Step Three: Continuously monitor high-impact suppliers
Based on the combination of criticality and risk, managers of third-party risk should establish a cadence for reviewing critical information. This may include a full reassessment of high-impact suppliers on an annual basis, or it may involve a less-frequent full-scale review, supplemented by continuous monitoring of key risk assessment inputs such as financial health and cybersecurity performance.
Tools such as the ABC National Risk Score in the US, which provides a general rating of cyber risk for benchmarking, and the FICO® Cyber Risk Score, which provides company- specific metrics, may be leveraged in combination to provide a directionally correct view of relative risk. To better mitigate risk, firms are increasingly leaning on cyber scoring and/or cyber rating services to track overall risk as well as observable — and potentially actionable — conditions and behaviors that contribute to that risk.
Step Four: Ensure appropriate risk transfer
Comprehensive vendor risk management programs frequently include insurance-based risk transfer. A simple approach to risk transfer considers the intersection of supplier risk and criticality, and imposes insurance requirements on those suppliers whose combination of risk and criticality requires additional protection.
The amount of coverage that a vendor is required to carry can be ascertained in part based on information collected in the vendor categorization process, including information such as the amount and type of data shared with the supplier. Estimates of the cost “per record” for a breach vary widely, ranging from $100 per record to $350 per record, depending on the nature of the data.
Depending on business requirements, some classes of vendors may be required to carry specific breach coverage as a part of the vendor risk management program. Firms may require that they be named as additional insureds in supplier policies for those coverage areas.

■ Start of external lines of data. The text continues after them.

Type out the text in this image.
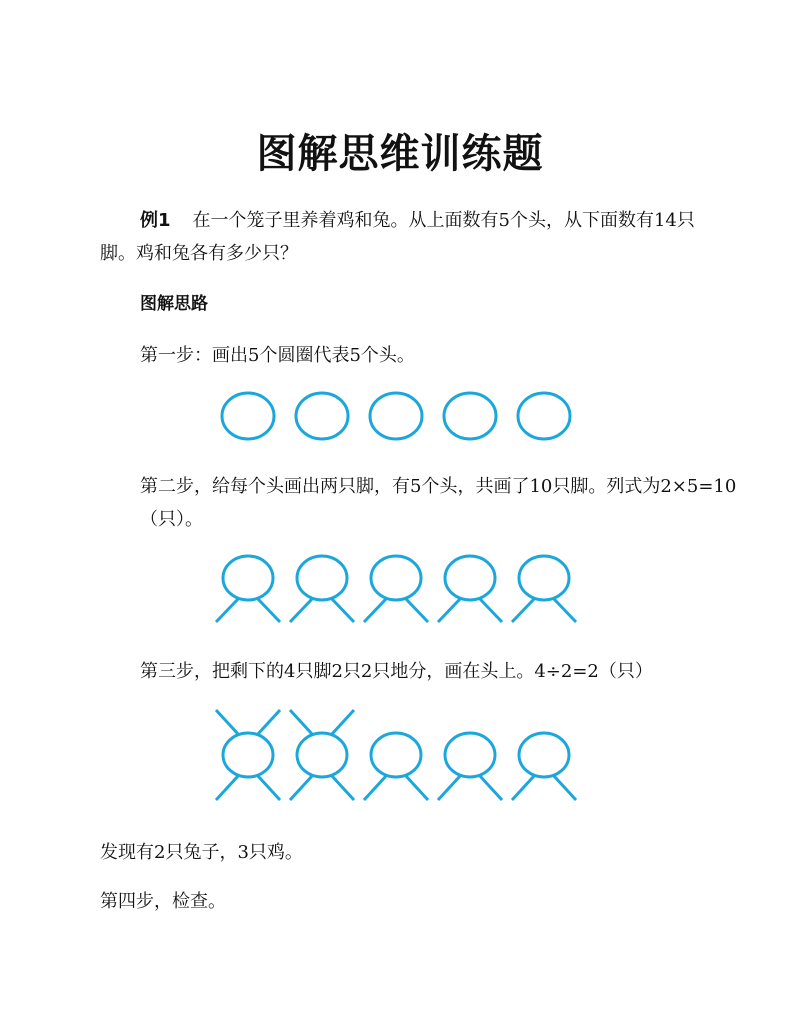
图解思维训练题
例1 在一个笼子里养着鸡和兔。从上面数有5个头，从下面数有14只脚。鸡和兔各有多少只？
图解思路
第一步：画出5个圆圈代表5个头。
第二步，给每个头画出两只脚，有5个头，共画了10只脚。列式为2×5=10（只）。
第三步，把剩下的4只脚2只2只地分，画在头上。4÷2=2（只）
发现有2只兔子，3只鸡。
第四步，检查。
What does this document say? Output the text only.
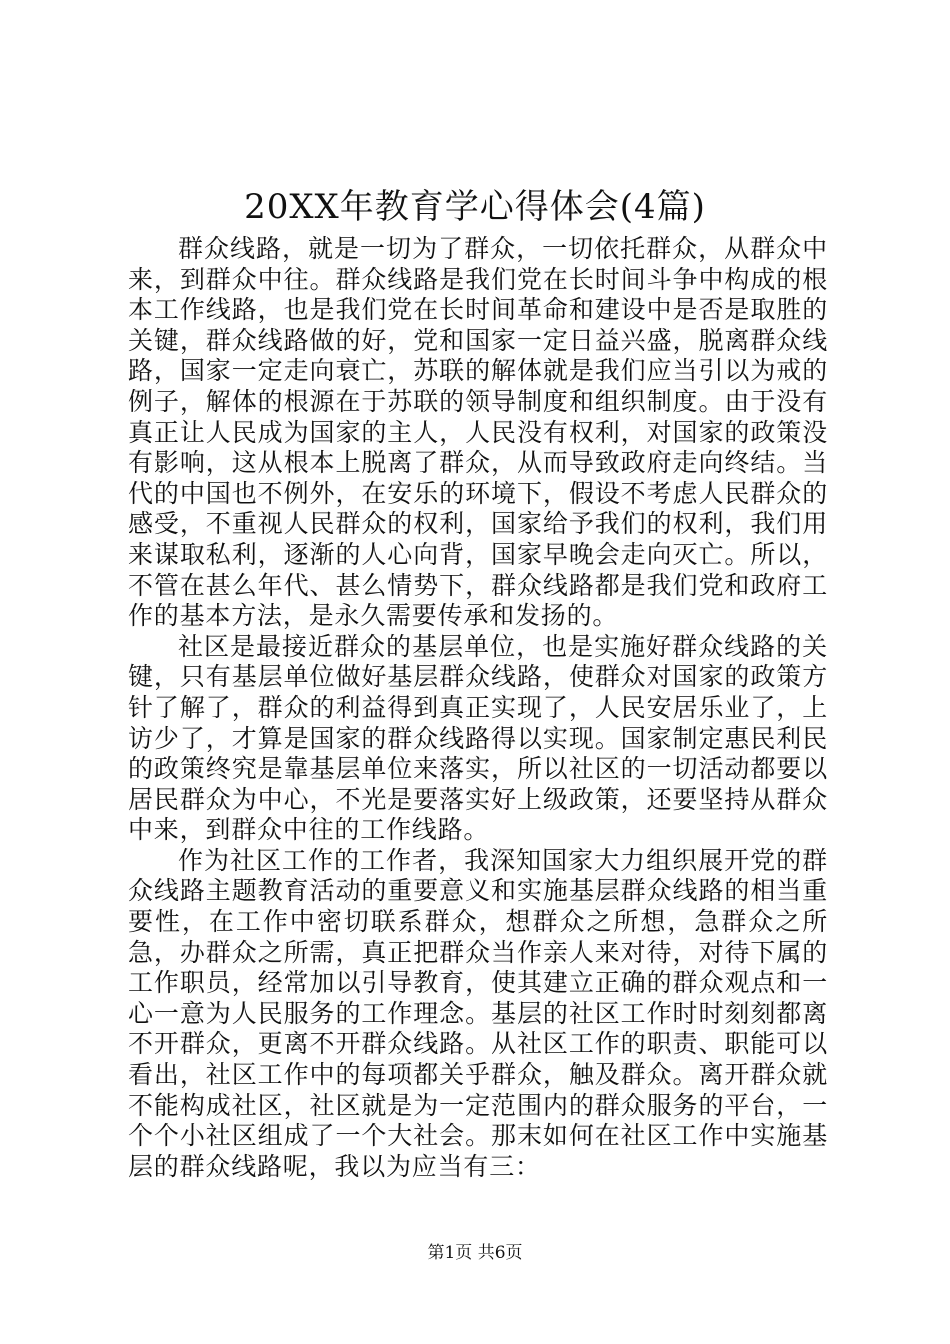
20XX年教育学心得体会(4篇)

群众线路，就是一切为了群众，一切依托群众，从群众中来，到群众中往。群众线路是我们党在长时间斗争中构成的根本工作线路，也是我们党在长时间革命和建设中是否是取胜的关键，群众线路做的好，党和国家一定日益兴盛，脱离群众线路，国家一定走向衰亡，苏联的解体就是我们应当引以为戒的例子，解体的根源在于苏联的领导制度和组织制度。由于没有真正让人民成为国家的主人，人民没有权利，对国家的政策没有影响，这从根本上脱离了群众，从而导致政府走向终结。当代的中国也不例外，在安乐的环境下，假设不考虑人民群众的感受，不重视人民群众的权利，国家给予我们的权利，我们用来谋取私利，逐渐的人心向背，国家早晚会走向灭亡。所以，不管在甚么年代、甚么情势下，群众线路都是我们党和政府工作的基本方法，是永久需要传承和发扬的。

社区是最接近群众的基层单位，也是实施好群众线路的关键，只有基层单位做好基层群众线路，使群众对国家的政策方针了解了，群众的利益得到真正实现了，人民安居乐业了，上访少了，才算是国家的群众线路得以实现。国家制定惠民利民的政策终究是靠基层单位来落实，所以社区的一切活动都要以居民群众为中心，不光是要落实好上级政策，还要坚持从群众中来，到群众中往的工作线路。

作为社区工作的工作者，我深知国家大力组织展开党的群众线路主题教育活动的重要意义和实施基层群众线路的相当重要性，在工作中密切联系群众，想群众之所想，急群众之所急，办群众之所需，真正把群众当作亲人来对待，对待下属的工作职员，经常加以引导教育，使其建立正确的群众观点和一心一意为人民服务的工作理念。基层的社区工作时时刻刻都离不开群众，更离不开群众线路。从社区工作的职责、职能可以看出，社区工作中的每项都关乎群众，触及群众。离开群众就不能构成社区，社区就是为一定范围内的群众服务的平台，一个个小社区组成了一个大社会。那末如何在社区工作中实施基层的群众线路呢，我以为应当有三：

第1页 共6页
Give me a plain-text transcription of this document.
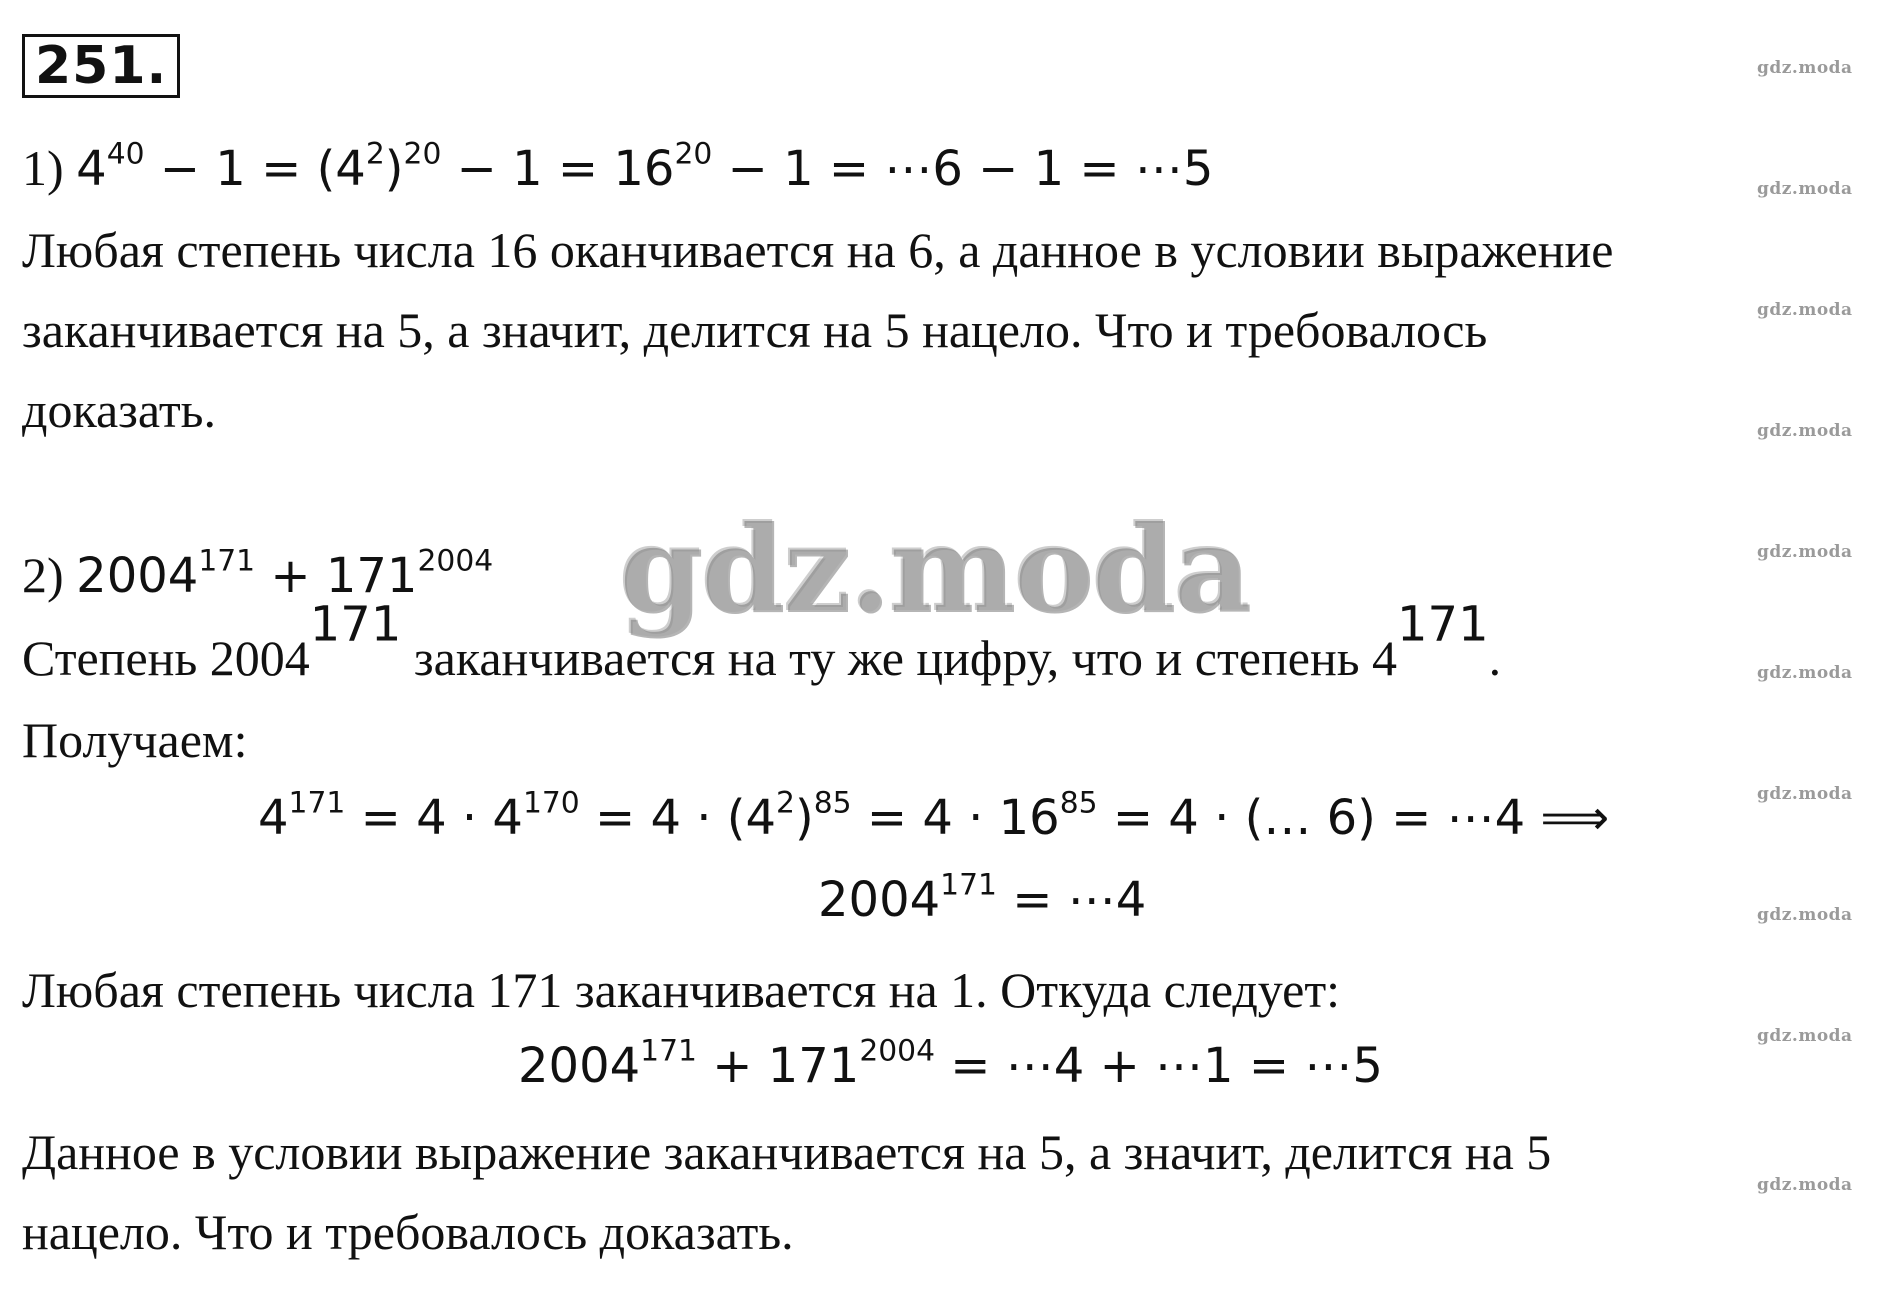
251.
1) $4^{40} - 1 = (4^2)^{20} - 1 = 16^{20} - 1$ = ⋯6 − 1 = ⋯5
Любая степень числа 16 оканчивается на 6, а данное в условии выражение
заканчивается на 5, а значит, делится на 5 нацело. Что и требовалось
доказать.
2) $2004^{171} + 171^{2004}$
Степень 2004$^{171}$ заканчивается на ту же цифру, что и степень $4^{171}$.
Получаем:
$4^{171} = 4 \cdot 4^{170} = 4 \cdot (4^2)^{85} = 4 \cdot 16^{85} = 4$ · (… 6) = ⋯4 ⟹
$2004^{171}$ = ⋯4
Любая степень числа 171 заканчивается на 1. Откуда следует:
$2004^{171} + 171^{2004}$ = ⋯4 + ⋯1 = ⋯5
Данное в условии выражение заканчивается на 5, а значит, делится на 5
нацело. Что и требовалось доказать.
gdz.moda
gdz.moda
gdz.moda
gdz.moda
gdz.moda
gdz.moda
gdz.moda
gdz.moda
gdz.moda
gdz.moda
gdz.moda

Cyber insurance is a rapidly growing area of specialty coverage for carriers. The Cyber Insurance Market Report, published by Allied Market Research, forecasts that the global market for cyber risk coverage is expected to garner $14 billion by 2022, registering a CAGR of nearly 28% during the period 2016-2022. Another reason to consider your firm’s risk relative to the ABC National Risk Score is that brokers, carriers, and reinsurers also increasingly leverage standardized cyber breach risk quantification metrics as an additional tool for underwriting and pricing cyber breach insurance.